Jak zapowiedział wiceszef Solidarności w JSW Roman Brudziński, pikieta ma zawierać elementy happeningu. "Zamierzamy obrazowo przedstawić, jaka jest różnica między tym, co opowiada prezes (JSW Jarosław - PAP) Zagórowski, a tym, ile naprawdę zarabiają górnicy w JSW. Odwołamy się też m.in. do wydarzeń sprzed 32 lat" - zapowiedział Brudziński.
Związkowcy uważają, że wprowadzany w nowych umowach sześciodniowy tydzień pracy kopalń, w którym sobota traktowana jest jak dzień powszedni, łamie zasadę wolnej soboty wywalczonej w 1980 r. w Porozumieniach Jastrzębskich. Również według protestujących pozbawienie nowych pracowników uprawnień wynikających z tzw.
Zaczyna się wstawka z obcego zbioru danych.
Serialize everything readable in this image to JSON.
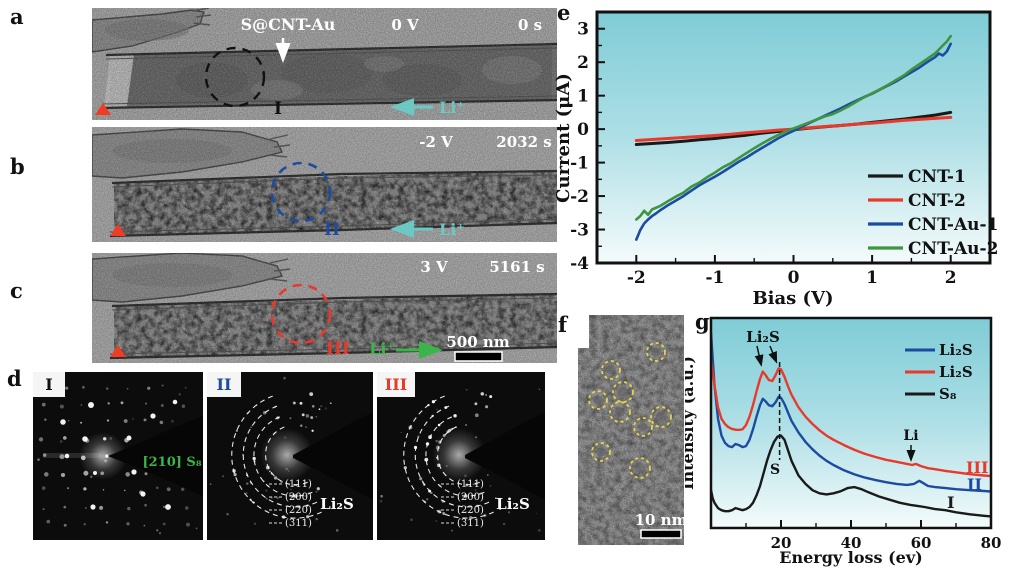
{
  "figure": {
    "type": "scientific-figure",
    "panel_labels": {
      "a": "a",
      "b": "b",
      "c": "c",
      "d": "d",
      "e": "e",
      "f": "f",
      "g": "g"
    }
  },
  "panel_a": {
    "sample_label": "S@CNT-Au",
    "voltage": "0 V",
    "time": "0 s",
    "region": "I",
    "ion": "Li⁺"
  },
  "panel_b": {
    "voltage": "-2 V",
    "time": "2032 s",
    "region": "II",
    "ion": "Li⁺"
  },
  "panel_c": {
    "voltage": "3 V",
    "time": "5161 s",
    "region": "III",
    "ion": "Li⁺",
    "scale_bar": "500 nm"
  },
  "panel_d": {
    "pattern_1": {
      "id": "I",
      "phase": "[210] S₈"
    },
    "pattern_2": {
      "id": "II",
      "phase": "Li₂S",
      "rings": [
        "(111)",
        "(200)",
        "(220)",
        "(311)"
      ]
    },
    "pattern_3": {
      "id": "III",
      "phase": "Li₂S",
      "rings": [
        "(111)",
        "(200)",
        "(220)",
        "(311)"
      ]
    }
  },
  "panel_f": {
    "scale_bar": "10 nm"
  },
  "chart_data": [
    {
      "type": "line",
      "title": "",
      "xlabel": "Bias (V)",
      "ylabel": "Current (μA)",
      "xlim": [
        -2.5,
        2.5
      ],
      "ylim": [
        -4,
        3.5
      ],
      "xticks": [
        -2,
        -1,
        0,
        1,
        2
      ],
      "xminor": [
        -1.5,
        -0.5,
        0.5,
        1.5
      ],
      "yticks": [
        3,
        2,
        1,
        0,
        -1,
        -2,
        -3,
        -4
      ],
      "yminor": [
        2.5,
        1.5,
        0.5,
        -0.5,
        -1.5,
        -2.5,
        -3.5
      ],
      "grid": false,
      "legend_position": "middle-right",
      "series": [
        {
          "name": "CNT-1",
          "color": "#1a1a1a",
          "width": 3,
          "x": [
            -2,
            -1.8,
            -1.6,
            -1.4,
            -1.2,
            -1,
            -0.8,
            -0.6,
            -0.4,
            -0.2,
            0,
            0.2,
            0.4,
            0.6,
            0.8,
            1,
            1.2,
            1.4,
            1.6,
            1.8,
            2
          ],
          "y": [
            -0.46,
            -0.43,
            -0.4,
            -0.36,
            -0.32,
            -0.28,
            -0.23,
            -0.18,
            -0.12,
            -0.07,
            -0.02,
            0.03,
            0.07,
            0.11,
            0.15,
            0.2,
            0.25,
            0.3,
            0.36,
            0.42,
            0.5
          ]
        },
        {
          "name": "CNT-2",
          "color": "#e8392a",
          "width": 3,
          "x": [
            -2,
            -1.8,
            -1.6,
            -1.4,
            -1.2,
            -1,
            -0.8,
            -0.6,
            -0.4,
            -0.2,
            0,
            0.2,
            0.4,
            0.6,
            0.8,
            1,
            1.2,
            1.4,
            1.6,
            1.8,
            2
          ],
          "y": [
            -0.34,
            -0.31,
            -0.28,
            -0.25,
            -0.22,
            -0.19,
            -0.15,
            -0.11,
            -0.07,
            -0.03,
            0,
            0.04,
            0.08,
            0.11,
            0.15,
            0.18,
            0.22,
            0.26,
            0.29,
            0.32,
            0.35
          ]
        },
        {
          "name": "CNT-Au-1",
          "color": "#1c4ba0",
          "width": 2.6,
          "x": [
            -2,
            -1.95,
            -1.9,
            -1.85,
            -1.8,
            -1.75,
            -1.7,
            -1.6,
            -1.5,
            -1.4,
            -1.3,
            -1.2,
            -1.1,
            -1,
            -0.9,
            -0.8,
            -0.7,
            -0.6,
            -0.5,
            -0.4,
            -0.3,
            -0.2,
            -0.1,
            0,
            0.1,
            0.2,
            0.3,
            0.4,
            0.5,
            0.6,
            0.7,
            0.8,
            0.9,
            1,
            1.1,
            1.2,
            1.3,
            1.4,
            1.5,
            1.6,
            1.7,
            1.8,
            1.85,
            1.9,
            1.95,
            2
          ],
          "y": [
            -3.3,
            -3.02,
            -2.82,
            -2.7,
            -2.6,
            -2.52,
            -2.43,
            -2.28,
            -2.14,
            -2,
            -1.84,
            -1.68,
            -1.55,
            -1.42,
            -1.28,
            -1.13,
            -0.98,
            -0.85,
            -0.7,
            -0.56,
            -0.42,
            -0.28,
            -0.16,
            -0.05,
            0.07,
            0.18,
            0.29,
            0.4,
            0.51,
            0.62,
            0.74,
            0.85,
            0.96,
            1.06,
            1.18,
            1.3,
            1.42,
            1.56,
            1.7,
            1.84,
            2,
            2.15,
            2.26,
            2.2,
            2.32,
            2.55
          ]
        },
        {
          "name": "CNT-Au-2",
          "color": "#3f9440",
          "width": 2.6,
          "x": [
            -2,
            -1.95,
            -1.9,
            -1.85,
            -1.8,
            -1.7,
            -1.6,
            -1.5,
            -1.4,
            -1.3,
            -1.2,
            -1.1,
            -1,
            -0.9,
            -0.8,
            -0.7,
            -0.6,
            -0.5,
            -0.4,
            -0.3,
            -0.2,
            -0.1,
            0,
            0.1,
            0.2,
            0.3,
            0.4,
            0.5,
            0.6,
            0.7,
            0.8,
            0.9,
            1,
            1.1,
            1.2,
            1.3,
            1.4,
            1.5,
            1.6,
            1.7,
            1.8,
            1.9,
            1.95,
            2
          ],
          "y": [
            -2.7,
            -2.6,
            -2.44,
            -2.56,
            -2.4,
            -2.3,
            -2.16,
            -2.02,
            -1.9,
            -1.72,
            -1.6,
            -1.44,
            -1.3,
            -1.14,
            -1.02,
            -0.87,
            -0.72,
            -0.57,
            -0.43,
            -0.3,
            -0.18,
            -0.07,
            0.02,
            0.11,
            0.2,
            0.29,
            0.38,
            0.45,
            0.56,
            0.68,
            0.82,
            0.95,
            1.07,
            1.19,
            1.32,
            1.46,
            1.6,
            1.78,
            1.94,
            2.1,
            2.26,
            2.5,
            2.62,
            2.78
          ]
        }
      ]
    },
    {
      "type": "line",
      "title": "",
      "xlabel": "Energy loss (ev)",
      "ylabel": "Intensity (a.u.)",
      "xlim": [
        0,
        80
      ],
      "ylim": [
        0,
        1
      ],
      "xticks": [
        20,
        40,
        60,
        80
      ],
      "xminor": [
        10,
        30,
        50,
        70
      ],
      "grid": false,
      "legend_position": "top-right",
      "legend": [
        {
          "label": "Li₂S",
          "color": "#1c4ba0"
        },
        {
          "label": "Li₂S",
          "color": "#e8392a"
        },
        {
          "label": "S₈",
          "color": "#1a1a1a"
        }
      ],
      "annotations": {
        "peak_label": "Li₂S",
        "s_peak_label": "S",
        "li_peak_label": "Li",
        "dashed_line_ev": 19.6
      },
      "series": [
        {
          "name": "S₈",
          "curve_label": "I",
          "color": "#1a1a1a",
          "width": 2.4,
          "x": [
            0,
            0.5,
            1,
            2,
            3,
            4,
            5,
            6,
            7,
            8,
            9,
            10,
            11,
            12,
            13,
            14,
            15,
            16,
            17,
            18,
            19,
            20,
            21,
            22,
            23,
            25,
            27,
            29,
            31,
            33,
            35,
            37,
            39,
            41,
            43,
            45,
            48,
            51,
            54,
            57,
            59,
            61,
            64,
            67,
            70,
            74,
            78,
            80
          ],
          "y": [
            0.18,
            0.14,
            0.12,
            0.095,
            0.085,
            0.08,
            0.08,
            0.085,
            0.095,
            0.09,
            0.085,
            0.09,
            0.1,
            0.12,
            0.155,
            0.2,
            0.26,
            0.32,
            0.37,
            0.41,
            0.435,
            0.44,
            0.42,
            0.37,
            0.32,
            0.25,
            0.21,
            0.18,
            0.165,
            0.16,
            0.165,
            0.175,
            0.19,
            0.195,
            0.185,
            0.17,
            0.15,
            0.135,
            0.12,
            0.11,
            0.105,
            0.1,
            0.09,
            0.085,
            0.075,
            0.065,
            0.058,
            0.055
          ]
        },
        {
          "name": "Li₂S",
          "curve_label": "II",
          "color": "#1c4ba0",
          "width": 2.4,
          "x": [
            0,
            0.5,
            1,
            2,
            3,
            4,
            5,
            6,
            7,
            8,
            9,
            10,
            11,
            12,
            13,
            14,
            14.8,
            15.5,
            16.5,
            17.5,
            18.5,
            19.3,
            20,
            21,
            22,
            23,
            25,
            27,
            29,
            31,
            33,
            35,
            38,
            41,
            44,
            47,
            50,
            53,
            56,
            58,
            59.5,
            60.5,
            62,
            64,
            67,
            70,
            74,
            78,
            80
          ],
          "y": [
            0.93,
            0.8,
            0.68,
            0.52,
            0.44,
            0.405,
            0.39,
            0.385,
            0.4,
            0.395,
            0.385,
            0.39,
            0.42,
            0.47,
            0.53,
            0.585,
            0.615,
            0.605,
            0.585,
            0.58,
            0.6,
            0.625,
            0.62,
            0.59,
            0.55,
            0.51,
            0.455,
            0.41,
            0.375,
            0.345,
            0.32,
            0.3,
            0.275,
            0.255,
            0.24,
            0.228,
            0.218,
            0.21,
            0.205,
            0.21,
            0.225,
            0.215,
            0.2,
            0.195,
            0.19,
            0.185,
            0.18,
            0.176,
            0.174
          ]
        },
        {
          "name": "Li₂S",
          "curve_label": "III",
          "color": "#e8392a",
          "width": 2.4,
          "x": [
            0,
            0.5,
            1,
            2,
            3,
            4,
            5,
            6,
            7,
            8,
            9,
            10,
            11,
            12,
            13,
            14,
            14.8,
            15.5,
            16.5,
            17.5,
            18.5,
            19.3,
            20,
            21,
            22,
            23,
            25,
            27,
            29,
            31,
            33,
            35,
            38,
            41,
            44,
            47,
            50,
            53,
            56,
            57.5,
            58.5,
            60,
            62,
            64,
            67,
            70,
            74,
            78,
            80
          ],
          "y": [
            0.8,
            0.74,
            0.68,
            0.575,
            0.52,
            0.495,
            0.48,
            0.472,
            0.468,
            0.467,
            0.47,
            0.49,
            0.53,
            0.585,
            0.65,
            0.71,
            0.745,
            0.73,
            0.705,
            0.7,
            0.73,
            0.76,
            0.755,
            0.72,
            0.675,
            0.635,
            0.575,
            0.53,
            0.495,
            0.465,
            0.44,
            0.42,
            0.395,
            0.372,
            0.353,
            0.338,
            0.325,
            0.315,
            0.305,
            0.3,
            0.305,
            0.295,
            0.285,
            0.28,
            0.272,
            0.265,
            0.256,
            0.25,
            0.247
          ]
        }
      ]
    }
  ],
  "colors": {
    "chart_background_top": "#7fccd6",
    "chart_background_bottom": "#f4fbfb",
    "cnt1": "#1a1a1a",
    "cnt2": "#e8392a",
    "cnt_au1": "#1c4ba0",
    "cnt_au2": "#3f9440",
    "ion_arrow_cyan": "#6cc8c2",
    "ion_arrow_green": "#3bb54a",
    "marker_red": "#ee3d24",
    "particle_circle_yellow": "#e8d44a",
    "phase_green": "#3db54a"
  }
}
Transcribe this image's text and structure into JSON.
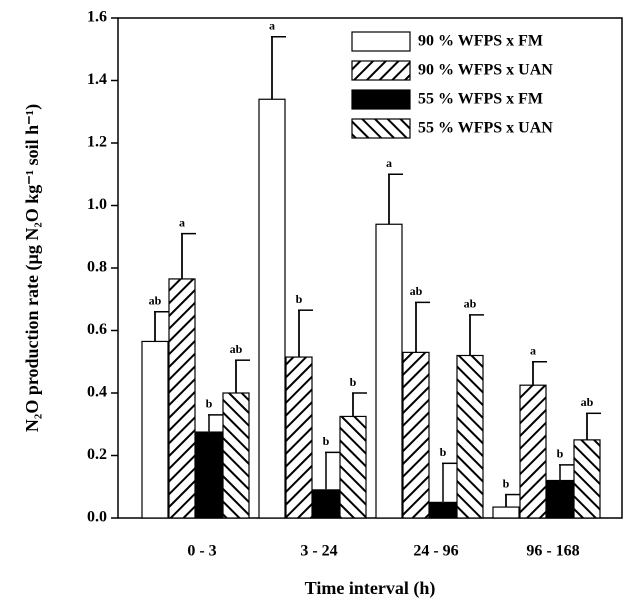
{
  "chart_data": {
    "type": "bar",
    "xlabel": "Time interval (h)",
    "ylabel": "N₂O production rate (µg N₂O kg⁻¹ soil h⁻¹)",
    "categories": [
      "0 - 3",
      "3 - 24",
      "24 - 96",
      "96 - 168"
    ],
    "series": [
      {
        "name": "90 % WFPS x FM",
        "color": "#ffffff",
        "hatch": null,
        "values": [
          0.565,
          1.34,
          0.94,
          0.035
        ],
        "errors": [
          0.095,
          0.2,
          0.16,
          0.04
        ],
        "letters": [
          "ab",
          "a",
          "a",
          "b"
        ]
      },
      {
        "name": "90 % WFPS x UAN",
        "color": "#ffffff",
        "hatch": "forward",
        "values": [
          0.765,
          0.515,
          0.53,
          0.425
        ],
        "errors": [
          0.145,
          0.15,
          0.16,
          0.075
        ],
        "letters": [
          "a",
          "b",
          "ab",
          "a"
        ]
      },
      {
        "name": "55 % WFPS x FM",
        "color": "#000000",
        "hatch": null,
        "values": [
          0.275,
          0.09,
          0.05,
          0.12
        ],
        "errors": [
          0.055,
          0.12,
          0.125,
          0.05
        ],
        "letters": [
          "b",
          "b",
          "b",
          "b"
        ]
      },
      {
        "name": "55 % WFPS x UAN",
        "color": "#ffffff",
        "hatch": "backward",
        "values": [
          0.4,
          0.325,
          0.52,
          0.25
        ],
        "errors": [
          0.105,
          0.075,
          0.13,
          0.085
        ],
        "letters": [
          "ab",
          "b",
          "ab",
          "ab"
        ]
      }
    ],
    "ylim": [
      0,
      1.6
    ],
    "yticks": [
      {
        "value": 0,
        "label": "0.0"
      },
      0.2,
      0.4,
      0.6,
      0.8,
      {
        "value": 1,
        "label": "1.0"
      },
      1.2,
      1.4,
      1.6
    ],
    "legend": "upper right"
  }
}
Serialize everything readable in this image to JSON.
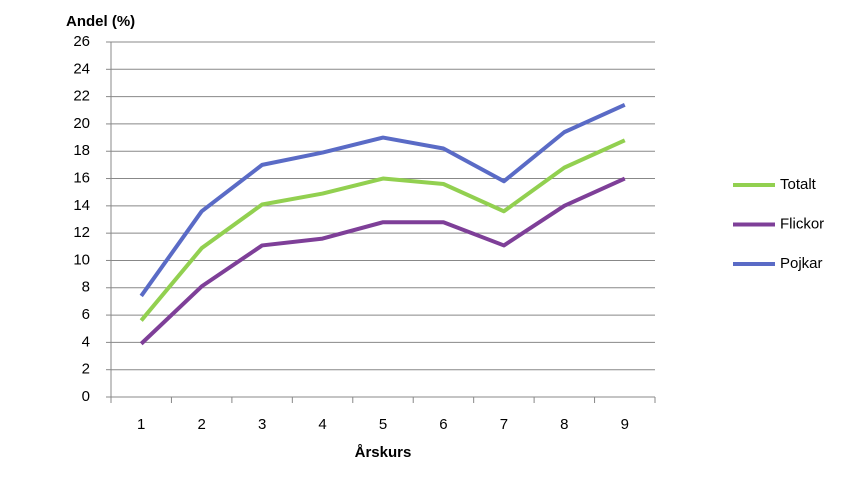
{
  "chart_data": {
    "type": "line",
    "y_label": "Andel (%)",
    "x_label": "Årskurs",
    "categories": [
      "1",
      "2",
      "3",
      "4",
      "5",
      "6",
      "7",
      "8",
      "9"
    ],
    "series": [
      {
        "name": "Totalt",
        "color": "#92d050",
        "values": [
          5.6,
          10.9,
          14.1,
          14.9,
          16.0,
          15.6,
          13.6,
          16.8,
          18.8
        ]
      },
      {
        "name": "Flickor",
        "color": "#7e3f98",
        "values": [
          3.9,
          8.1,
          11.1,
          11.6,
          12.8,
          12.8,
          11.1,
          14.0,
          16.0
        ]
      },
      {
        "name": "Pojkar",
        "color": "#5a6bc6",
        "values": [
          7.4,
          13.6,
          17.0,
          17.9,
          19.0,
          18.2,
          15.8,
          19.4,
          21.4
        ]
      }
    ],
    "ylim": [
      0,
      26
    ],
    "yticks": [
      0,
      2,
      4,
      6,
      8,
      10,
      12,
      14,
      16,
      18,
      20,
      22,
      24,
      26
    ],
    "grid": true
  }
}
Karty Górnika ma być sprzeczne z prawem.
We wtorek zarząd JSW wystosował, opublikowany m.in. na stronie internetowej spółki, list do pracowników, w którym ponawia swe wcześniejsze propozycje wzrostu stawek zasadniczych płac o 2,8 proc. od sierpnia, wypłaty we wrześniu jednorazowej premii oraz wdrożenia mechanizmu wzrostu stawek zasadniczych płac na przyszłe lata o wskaźnik inflacji.
Zarząd poinformował też, że zwrócił się do Państwowej Inspekcji Pracy z pytaniem, czy możliwe jest - zgodnie z prawem pracy - wdrożenie proponowanej podwyżki stawek płac bez akceptacji organizacji związkowych. Związki chciały wzrostu stawek płacy zasadniczej od lutego o 7 proc.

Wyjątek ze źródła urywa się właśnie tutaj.